7. Future perspectives
It is unclear whether the maternal-fetal interaction is limited to maternal gut metabolites or includes a limited number of bacteria infiltrating the fetal milieu. Given the emerging evidence for presence of some bacteria in amniotic fluid and fetal gut, the top priority is identifying these early bacteria species in the fetal environment. Developing an improved methodology will permit further characterization of bacterial species and their developmental impact. Further research into this area may lead to the development of therapeutic intervention strategies to support maternal gut microbiota during pregnancy and decrease the risk of fetal developmental issues. A better understanding of the maternal gut microbiota-placenta-fetal interaction may revolutionize understanding of the diseases' origins and allow for early diagnosis and therapeutic strategies.
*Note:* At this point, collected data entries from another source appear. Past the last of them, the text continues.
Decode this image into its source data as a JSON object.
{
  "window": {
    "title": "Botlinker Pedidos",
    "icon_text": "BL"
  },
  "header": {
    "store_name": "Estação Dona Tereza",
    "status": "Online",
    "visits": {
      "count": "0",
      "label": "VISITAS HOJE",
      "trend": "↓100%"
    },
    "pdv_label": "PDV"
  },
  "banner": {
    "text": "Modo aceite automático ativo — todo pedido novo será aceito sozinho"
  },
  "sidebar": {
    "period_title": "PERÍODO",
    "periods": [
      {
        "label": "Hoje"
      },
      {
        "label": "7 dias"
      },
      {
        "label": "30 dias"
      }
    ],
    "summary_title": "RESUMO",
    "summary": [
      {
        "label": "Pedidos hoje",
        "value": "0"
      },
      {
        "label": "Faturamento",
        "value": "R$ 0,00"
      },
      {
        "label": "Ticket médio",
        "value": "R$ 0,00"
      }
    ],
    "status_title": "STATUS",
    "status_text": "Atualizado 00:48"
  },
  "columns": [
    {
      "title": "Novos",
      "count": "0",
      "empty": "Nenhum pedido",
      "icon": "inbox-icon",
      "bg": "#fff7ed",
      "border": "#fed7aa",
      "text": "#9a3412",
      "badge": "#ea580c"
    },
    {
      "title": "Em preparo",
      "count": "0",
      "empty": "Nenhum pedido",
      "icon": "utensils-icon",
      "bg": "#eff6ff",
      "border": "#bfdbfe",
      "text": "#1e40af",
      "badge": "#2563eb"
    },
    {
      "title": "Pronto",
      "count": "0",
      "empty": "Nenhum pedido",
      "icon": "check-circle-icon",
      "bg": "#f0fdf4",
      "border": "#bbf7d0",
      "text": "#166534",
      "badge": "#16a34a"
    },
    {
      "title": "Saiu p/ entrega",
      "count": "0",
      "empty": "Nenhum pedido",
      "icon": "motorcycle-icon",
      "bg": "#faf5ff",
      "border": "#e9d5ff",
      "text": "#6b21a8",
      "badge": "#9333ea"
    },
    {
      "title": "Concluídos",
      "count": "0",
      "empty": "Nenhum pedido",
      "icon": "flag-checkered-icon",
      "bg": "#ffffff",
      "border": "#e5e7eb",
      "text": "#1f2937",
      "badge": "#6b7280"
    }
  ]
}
From the public health perspective understanding of factors affecting maternal gut microbiota during pregnancy with long-term impact postnatally and multigenerational effects underscores the critical role of protecting maternal gut microbiota during pregnancy. It calls for developing more stringent health guidelines for women planning the pregnancy and pregnant mothers regarding diet and weight gain during pregnancy. The impact of maternal stress, depression, and the use of antidepressants during pregnancy may require a reevaluation of preventive maternal medical care. Universal access to medical care during the pregnancy period should be among health priorities from a health benefits perspective and economically prudent.
Conflicts of Interest
The author, Elizabeth M. Sajdel-Sulkowska, declares no conflicts of interest.